The band was named the Caledonia Soul Orchestra, a huge band featuring 11 members, including four string players and two horns. They had the groove and energy of one of those great soul revue bands of the past, with everything being played just a bit faster than normal, with a sense of urgency. This wasn't just a show, it was potentially the most important sound in the world that night, and in case it was, they weren't going to let anybody down.
Oh, and there's something else of note. Unlike almost every other live album released, there's no doctoring after the fact. The original album, and these other shows are just as they were played, no overdubs or edits. That makes it all even better, because you know, for sure, this is how it went down, it was that good.

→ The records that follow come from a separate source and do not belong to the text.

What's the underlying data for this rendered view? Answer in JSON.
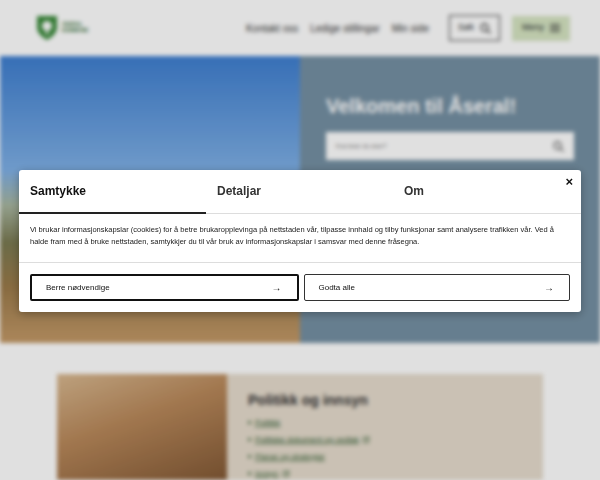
{
  "header": {
    "logo": [
      "ÅSERAL",
      "KOMMUNE"
    ],
    "links": [
      "Kontakt oss",
      "Ledige stillingar",
      "Min side"
    ],
    "search_button": "Søk",
    "menu_button": "Meny"
  },
  "hero": {
    "title": "Velkomen til Åseral!",
    "search": {
      "placeholder": "Kva leiter du etter?"
    }
  },
  "section": {
    "title": "Politikk og innsyn",
    "links": [
      {
        "label": "Politikk",
        "external": false
      },
      {
        "label": "Politiske dokument og vedtak",
        "external": true
      },
      {
        "label": "Planar og strategiar",
        "external": false
      },
      {
        "label": "Innsyn",
        "external": true
      }
    ]
  },
  "consent": {
    "tabs": [
      {
        "label": "Samtykke",
        "selected": true
      },
      {
        "label": "Detaljar",
        "selected": false
      },
      {
        "label": "Om",
        "selected": false
      }
    ],
    "close": "×",
    "text": "Vi brukar informasjonskapslar (cookies) for å betre brukaropplevinga på nettstaden vår, tilpasse innhald og tilby funksjonar samt analysere trafikken vår. Ved å halde fram med å bruke nettstaden, samtykkjer du til vår bruk av informasjonskapslar i samsvar med denne fråsegna.",
    "buttons": [
      {
        "label": "Berre nødvendige",
        "arrow": "→",
        "focused": true
      },
      {
        "label": "Godta alle",
        "arrow": "→",
        "focused": false
      }
    ]
  }
}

The only problem is that since Morrison cherry-picked the best performances for the original album, some of the songs aren't quite up to those standards. We've heard the very best, now we get the rest. Don't get me wrong, it's still pretty awesome, but there are now some sloppy moments, sometimes Morrison's ad-libbed vocal noises are more distracting than enjoyable, and the concert flow isn't there, since there are gaps where tracks from the original album have been removed. Anyway, it's a minor gripe. I used to have a two-album live set I thought was the best in the world, 80 minutes total, and that's now four times longer.